According to analysts, cloud computing adoption is steadily increasing to support big data analyses and Spark will probably take a prominent market position for the next decade.
As big data applications gain more and more importance over time and given the dynamic nature of cloud resources, it is fundamental to develop intelligent resource
management systems to provide Quality of Service guarantees to application end-users.
OPT_IC and OPT_JR are a set of run-time optimization-based resource management tools for advanced big data analytics. In our framework, users submit Spark
applications characterized by a priority, and by a hard or soft deadline.
OPT_IC identifies the minimum capacity to run a Spark application within the deadline while OPT_JR is able to re-balance the cloud resources in case of heavy load, minimising the weighted applications tardiness. Spark applications execution times are estimated by relying on a gamut of techniques, including machine learning, approximated analyses, and simulation.

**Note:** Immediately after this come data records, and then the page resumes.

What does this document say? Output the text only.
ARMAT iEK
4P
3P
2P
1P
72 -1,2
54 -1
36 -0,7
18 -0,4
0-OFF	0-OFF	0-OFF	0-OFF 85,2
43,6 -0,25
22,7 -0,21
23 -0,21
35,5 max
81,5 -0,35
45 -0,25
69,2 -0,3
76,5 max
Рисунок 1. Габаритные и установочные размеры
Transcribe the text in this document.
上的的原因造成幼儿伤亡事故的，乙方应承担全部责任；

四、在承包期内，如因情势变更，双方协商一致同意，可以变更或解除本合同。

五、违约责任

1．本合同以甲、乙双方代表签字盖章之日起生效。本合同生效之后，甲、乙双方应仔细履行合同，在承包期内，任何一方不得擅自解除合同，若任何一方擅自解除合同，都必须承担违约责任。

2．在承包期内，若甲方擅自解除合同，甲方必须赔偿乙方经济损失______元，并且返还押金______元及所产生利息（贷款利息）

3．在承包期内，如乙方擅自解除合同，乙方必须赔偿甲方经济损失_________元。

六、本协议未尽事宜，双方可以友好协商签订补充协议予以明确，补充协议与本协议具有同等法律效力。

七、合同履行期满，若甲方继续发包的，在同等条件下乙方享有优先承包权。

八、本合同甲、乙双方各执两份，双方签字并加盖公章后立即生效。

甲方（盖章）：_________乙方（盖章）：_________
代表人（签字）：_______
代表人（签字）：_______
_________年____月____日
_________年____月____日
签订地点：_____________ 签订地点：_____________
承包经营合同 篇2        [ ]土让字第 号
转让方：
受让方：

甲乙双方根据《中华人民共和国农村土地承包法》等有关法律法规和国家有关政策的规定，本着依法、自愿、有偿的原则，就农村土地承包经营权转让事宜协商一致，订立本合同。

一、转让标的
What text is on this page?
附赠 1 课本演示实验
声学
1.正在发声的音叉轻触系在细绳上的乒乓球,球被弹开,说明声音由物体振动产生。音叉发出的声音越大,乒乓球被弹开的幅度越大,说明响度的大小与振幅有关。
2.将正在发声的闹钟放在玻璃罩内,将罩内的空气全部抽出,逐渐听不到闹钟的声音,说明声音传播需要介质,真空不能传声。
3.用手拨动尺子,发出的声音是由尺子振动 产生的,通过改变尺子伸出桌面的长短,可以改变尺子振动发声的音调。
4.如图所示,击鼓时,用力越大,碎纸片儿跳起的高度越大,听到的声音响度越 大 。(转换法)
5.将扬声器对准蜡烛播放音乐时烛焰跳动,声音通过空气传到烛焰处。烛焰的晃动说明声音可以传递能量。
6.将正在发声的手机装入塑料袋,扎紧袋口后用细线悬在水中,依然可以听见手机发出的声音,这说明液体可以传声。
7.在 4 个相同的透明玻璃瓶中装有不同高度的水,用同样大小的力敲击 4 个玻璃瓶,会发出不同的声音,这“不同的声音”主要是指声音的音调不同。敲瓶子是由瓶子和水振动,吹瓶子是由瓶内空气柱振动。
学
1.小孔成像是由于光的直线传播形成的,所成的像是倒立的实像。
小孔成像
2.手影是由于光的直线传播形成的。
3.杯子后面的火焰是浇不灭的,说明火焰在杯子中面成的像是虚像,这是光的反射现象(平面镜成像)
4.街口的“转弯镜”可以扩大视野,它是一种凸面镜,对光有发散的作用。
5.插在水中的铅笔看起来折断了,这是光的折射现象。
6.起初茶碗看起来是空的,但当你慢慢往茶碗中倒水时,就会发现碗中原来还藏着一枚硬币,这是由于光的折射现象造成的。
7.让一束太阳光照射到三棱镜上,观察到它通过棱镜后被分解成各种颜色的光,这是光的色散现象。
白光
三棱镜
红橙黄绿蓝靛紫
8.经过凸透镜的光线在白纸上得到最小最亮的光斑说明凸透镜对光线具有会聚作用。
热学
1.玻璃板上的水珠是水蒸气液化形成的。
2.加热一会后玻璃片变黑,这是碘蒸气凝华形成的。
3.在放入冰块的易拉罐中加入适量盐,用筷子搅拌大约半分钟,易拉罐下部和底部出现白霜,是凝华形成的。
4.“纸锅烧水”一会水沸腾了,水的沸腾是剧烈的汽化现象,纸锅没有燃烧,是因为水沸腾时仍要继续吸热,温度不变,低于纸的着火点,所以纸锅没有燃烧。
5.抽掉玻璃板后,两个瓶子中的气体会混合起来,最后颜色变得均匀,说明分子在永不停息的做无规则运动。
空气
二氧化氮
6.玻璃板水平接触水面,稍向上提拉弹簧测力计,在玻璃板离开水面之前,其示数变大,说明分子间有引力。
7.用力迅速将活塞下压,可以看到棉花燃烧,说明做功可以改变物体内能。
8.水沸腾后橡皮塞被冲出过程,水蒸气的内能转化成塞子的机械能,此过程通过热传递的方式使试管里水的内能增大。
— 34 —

OPT_IC & OPT_JR have been developed within the framework of the EUBRA-BIGSEA H2020 research project.
- Download:
- License: Apache 2.0
- Reference: Marco Lattuada, Enrico Barbierato, Eugenio Gianniti, Danilo Ardagna. Optimal Resource Allocation of Cloud-Based Spark Applications. IEEE Transactions on Cloud Computing. 10(2), 1301-1316. 2022.
SPACE4Cloud
Cloud Computing is assuming a relevant role in the ICT world, changing the way applications are designed, developed, and operated. The cloud offers many useful services application developers and operators can rely upon, but the adoption of such services requires specific expertise. In fact, such services often offer proprietary APIs and show very differentiated Quality of Service (QoS) characteristics. Thus, an approach and tools that guide designers, developers and operators through the adoption of specific cloud solutions is certainly required.
SPACE4Cloud supports the design-time analysis of cloud-based applications and the identification of the optimal strategy for allocating application components onto the services offered by cloud providers. In particular, the tool determines the application cloud configuration that minimizes the execution costs, fulfilling at once QoS and service allocation constraints. SPACE4Cloud embodies an effective meta-heuristic, implementing both Tabu Search and GRASP paradigms for design-time exploration.
SPACE4Cloud has been developed within the framework of the MODAClouds FP7 research project.
- Download: https://github.com/deib-polimi/modaclouds-space4cloud/blob/master/installation/install-docker.sh
- License: Apache 2.0
- Reference: M. Ciavotta, G. P. Gibilisco, D. Ardagna, E. Di Nitto, M. Lattuada, M. A. Almeida da Silva. Architectural Design of Cloud Applications: a Performance-aware Cost Minimization Approach. IEEE Transactions on Cloud Computing. 10(3), 1571-1591. 2022.